Sharding

Database sharding is a horizontal scaling technique in [database management] that involves partitioning (splitting) one large database into multiple smaller databases, called shards. The shards are then distributed across multiple [nodes], each responsible for handling a specific subset of the overall data.

By distributing data across multiple nodes, sharding balances load across multiple nodes, reducing [load] and risk on any single node. This improves system performance, availability, and scalability.

Trade-offs include increased complexity in the system design, new challenges for joining data across shards, and the potential for hot spots that can be solved only through tricky data rebalancing.

Database sharding is commonly used in situations where a single database can no longer be sufficiently scaled vertically. Sharding is one of the two main methods for scaling databases. The other is replication.

Database partitioning methods

There are three main partitioning methods:

  • Horizontal sharding, which partitions rows of a table across multiple databases.

  • Vertical sharding, which partitions columns of a table across multiple databases. Columns that are closely related and frequently accessed together tend to be stored in the same shard, so reducing the need for cross-shard joins, and helping to categorize shards by the features they represent.

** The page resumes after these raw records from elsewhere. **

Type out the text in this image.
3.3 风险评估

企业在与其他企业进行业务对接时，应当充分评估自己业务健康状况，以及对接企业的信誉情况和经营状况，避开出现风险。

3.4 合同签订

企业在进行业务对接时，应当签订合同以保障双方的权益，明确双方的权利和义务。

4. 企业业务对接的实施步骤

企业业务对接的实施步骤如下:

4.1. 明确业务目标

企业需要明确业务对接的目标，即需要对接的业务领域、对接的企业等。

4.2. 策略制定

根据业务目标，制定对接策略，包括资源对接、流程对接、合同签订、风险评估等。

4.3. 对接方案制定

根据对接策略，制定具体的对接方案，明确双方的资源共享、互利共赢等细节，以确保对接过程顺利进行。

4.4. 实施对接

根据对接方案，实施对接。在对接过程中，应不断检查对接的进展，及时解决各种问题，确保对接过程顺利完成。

  • Directory-based partitioning, which uses a lookup service or lookup table to determine where data is stored, so abstracting the partitioning scheme.

Partitioning techniques

Partitioning can be done on various criteria:

  • Hash partitioning, which applies a hash function to a key or attribute to determine which partition the data is stored in. consistent hashing is a common implementation technique.

  • List partitioning, in which each partition is assigned a list of values, storing data based on which list its key belongs to.

  • Round robin partitioning, in which data is distributed evenly across partitions in a circular order.

  • Composite partitioning combines two or more partitioning methods.